The following was written by a member of our chapter and serves as an example of the sharing which typically takes place at a meeting:

Grief’s Emotions

During a recent meeting, when the men and women formed separate groups, some strong emotions surfaced in the women’s session.

We spoke of the deep love we have for our children and how special they are to us. We remembered their unique qualities and the ways they stood out as individuals. Certain members of the group had premonitions that something might happen to their child. They wondered whether their fear of imminent loss sprang from their close attachment to their child, or from certain qualities that the child possessed. We cannot know these things for certain. Our memories are precious, yet tinged with regrets.

We voiced our anger at losing our child. We are angry about the circumstances surrounding their death. We feel anger towards ourselves and others for being unable to prevent it. We are upset with those whose lives are still intact, and who do not suffer as we do. When others experience the joy of new life or milestones, we are reminded of what we have lost. Life seems to have dealt a severely unfair blow to us, to our immediate family and especially to our child.

It was suggested that we need to accept the things we cannot change, as well as the fact that there was nothing we could do to save our child. Such acceptance is painful because it makes us feel powerless and contradicts our instincts as parents. Acceptance also creates the pain of knowing that nothing can bring our beloved son or daughter back into our lives.

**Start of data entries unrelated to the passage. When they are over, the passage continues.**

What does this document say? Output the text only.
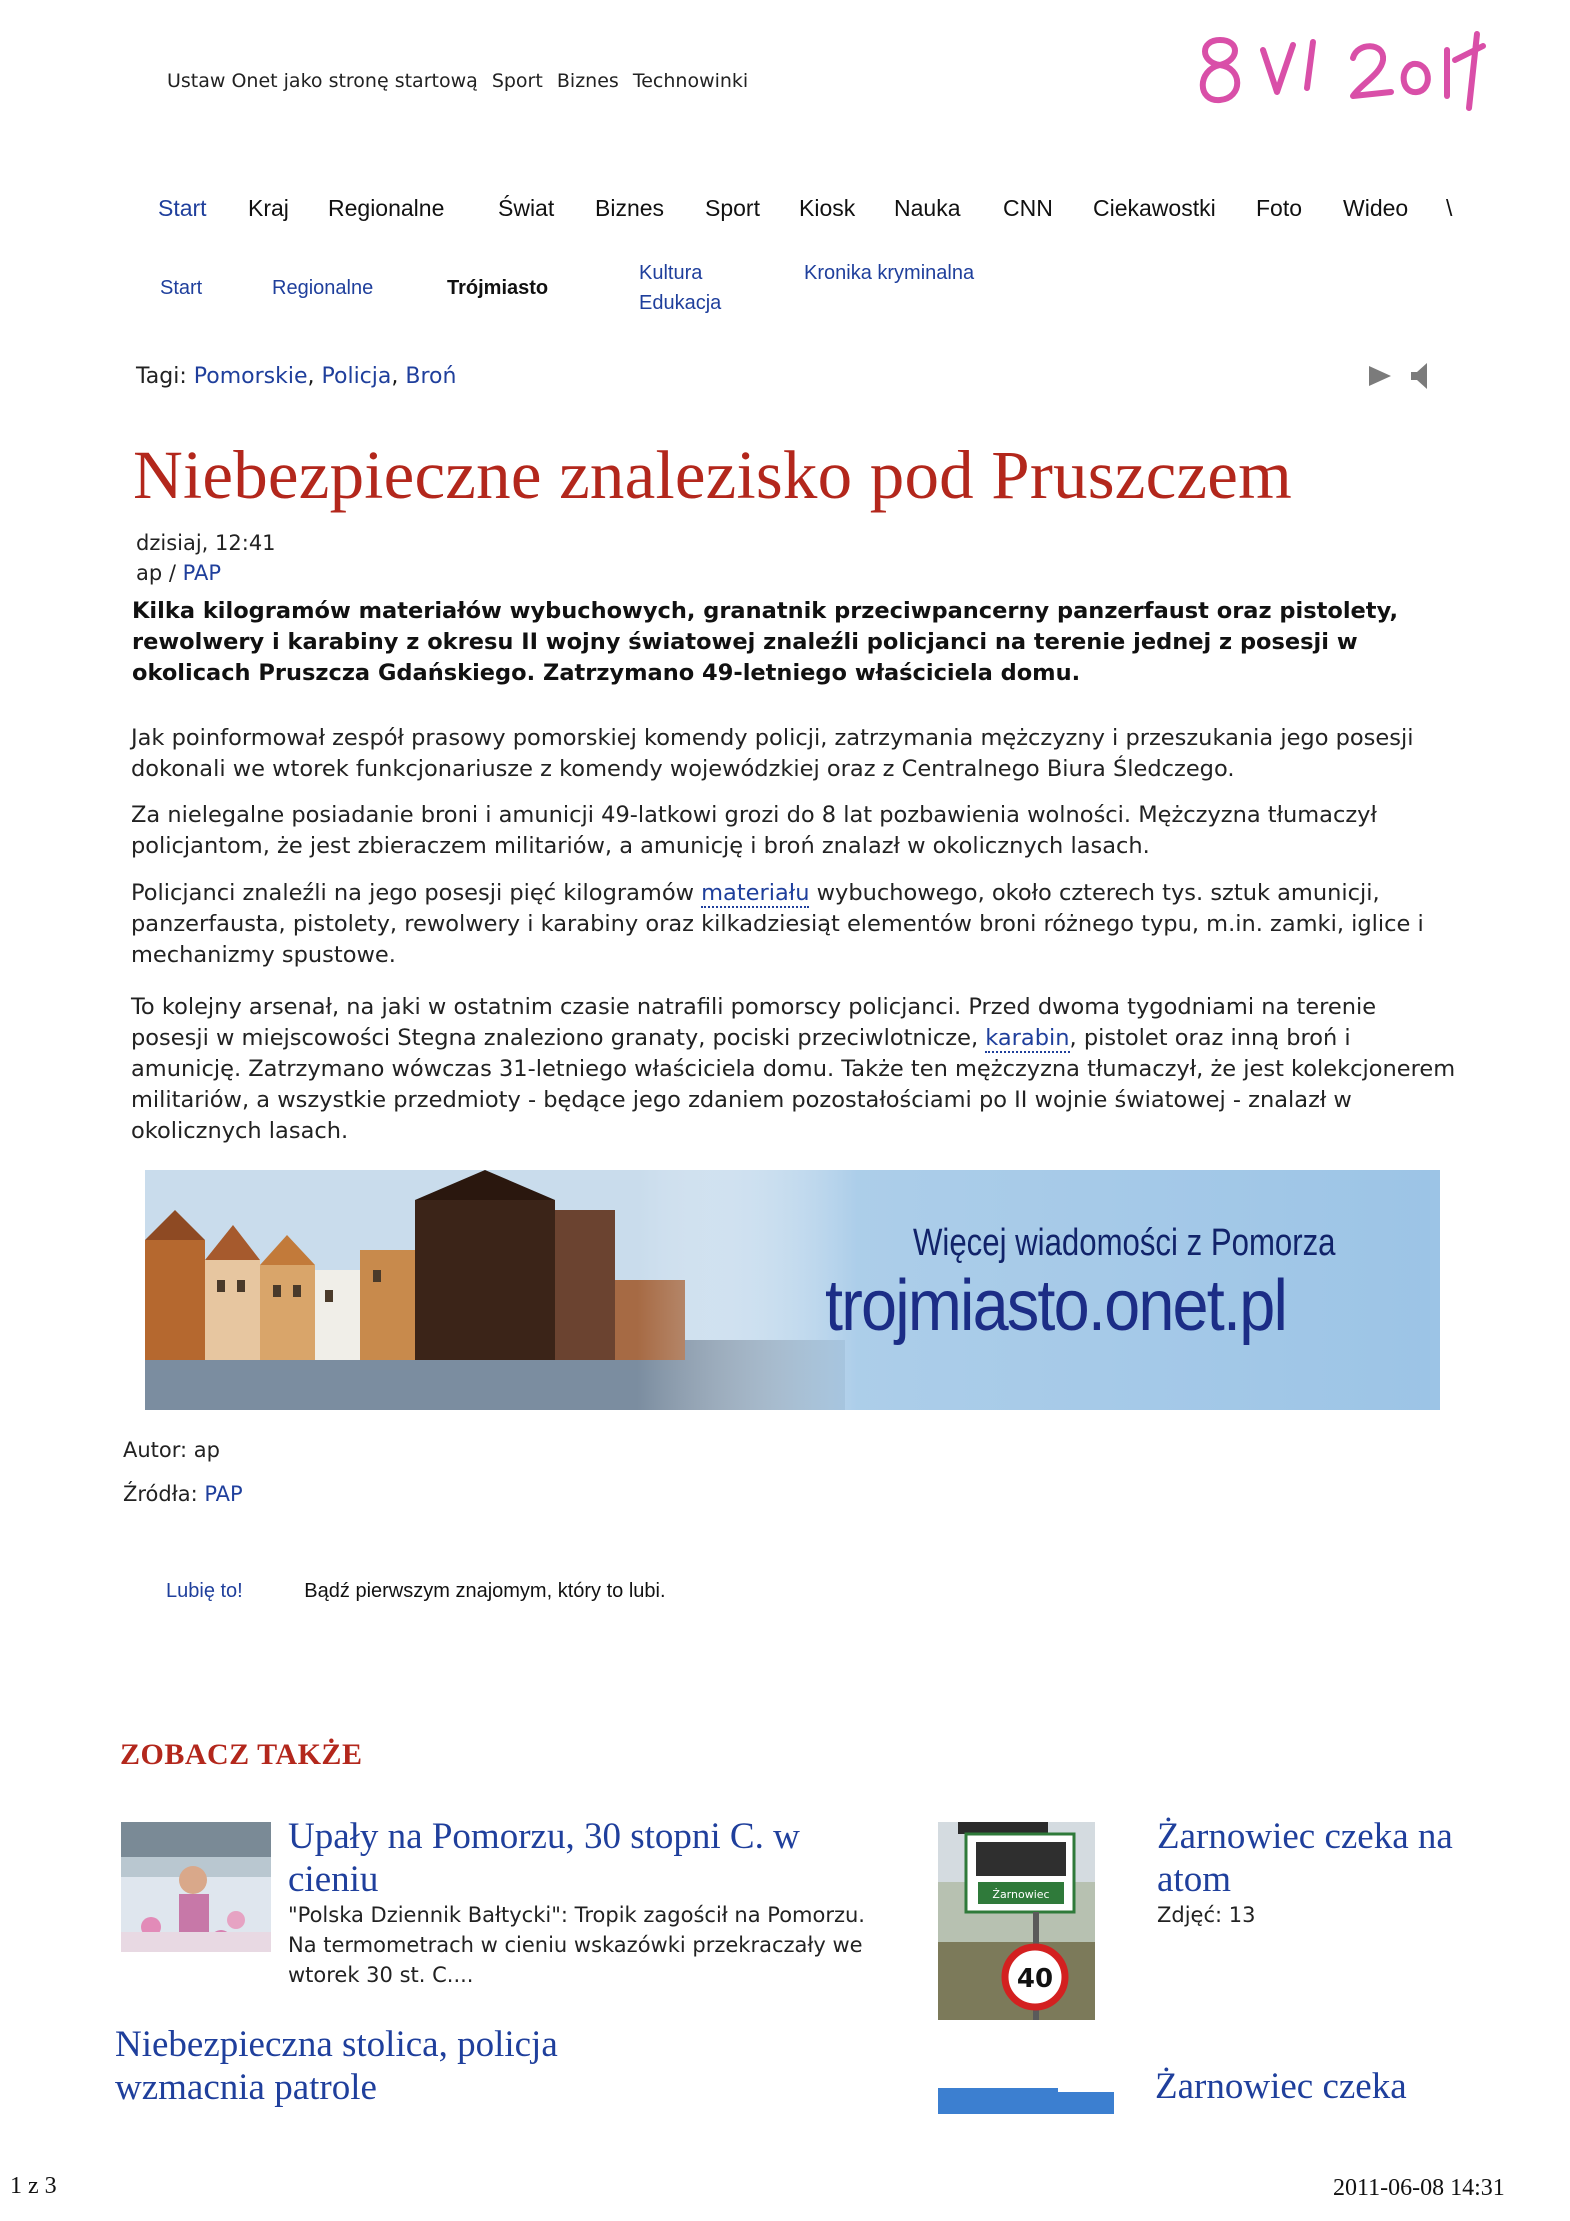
Ustaw Onet jako stronę startową Sport Biznes Technowinki
Start Kraj Regionalne Świat Biznes Sport Kiosk Nauka CNN Ciekawostki Foto Wideo \
Start	Regionalne	Trójmiasto
Kultura
Edukacja
Kronika kryminalna
Tagi: Pomorskie, Policja, Broń
Niebezpieczne znalezisko pod Pruszczem
dzisiaj, 12:41
ap / PAP

Kilka kilogramów materiałów wybuchowych, granatnik przeciwpancerny panzerfaust oraz pistolety, rewolwery i karabiny z okresu II wojny światowej znaleźli policjanci na terenie jednej z posesji w okolicach Pruszcza Gdańskiego. Zatrzymano 49-letniego właściciela domu.

Jak poinformował zespół prasowy pomorskiej komendy policji, zatrzymania mężczyzny i przeszukania jego posesji dokonali we wtorek funkcjonariusze z komendy wojewódzkiej oraz z Centralnego Biura Śledczego.

Za nielegalne posiadanie broni i amunicji 49-latkowi grozi do 8 lat pozbawienia wolności. Mężczyzna tłumaczył policjantom, że jest zbieraczem militariów, a amunicję i broń znalazł w okolicznych lasach.

Policjanci znaleźli na jego posesji pięć kilogramów materiału wybuchowego, około czterech tys. sztuk amunicji, panzerfausta, pistolety, rewolwery i karabiny oraz kilkadziesiąt elementów broni różnego typu, m.in. zamki, iglice i mechanizmy spustowe.

To kolejny arsenał, na jaki w ostatnim czasie natrafili pomorscy policjanci. Przed dwoma tygodniami na terenie posesji w miejscowości Stegna znaleziono granaty, pociski przeciwlotnicze, karabin, pistolet oraz inną broń i amunicję. Zatrzymano wówczas 31-letniego właściciela domu. Także ten mężczyzna tłumaczył, że jest kolekcjonerem militariów, a wszystkie przedmioty - będące jego zdaniem pozostałościami po II wojnie światowej - znalazł w okolicznych lasach.

Więcej wiadomości z Pomorza
trojmiasto.onet.pl
Autor: ap
Źródła: PAP
Lubię to!	Bądź pierwszym znajomym, który to lubi.
ZOBACZ TAKŻE
Upały na Pomorzu, 30 stopni C. w cieniu
"Polska Dziennik Bałtycki": Tropik zagościł na Pomorzu. Na termometrach w cieniu wskazówki przekraczały we wtorek 30 st. C....
Żarnowiec
40
Żarnowiec czeka na atom
Zdjęć: 13
Niebezpieczna stolica, policja wzmacnia patrole	Żarnowiec czeka
1 z 3	2011-06-08 14:31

We cannot ignore these often conflicting emotions. Somehow we must work through the anger and pain, while holding on to the love. Other parents who are going through the experience of having lost a child can often help us cope during this most difficult time. We should not be ashamed to ask for help, or to express our feelings when it feels safe to do so. Hopefully, we can emerge scarred but intact, with a new sense of purpose, while we continue to preserve the memory of our child. No one said it would be easy, but we owe it to ourselves to try to work through grief’s emotions as best we can.

Eventually, we will see a change. A part of us died with our child, but a part of us is being reborn, as we emerge from the cocoon of our grief. We hope to have the strength to nurture and protect our emerging selves. Perhaps, in time, we will be able to help other bereaved parents who are trying to understand and cope with new grief.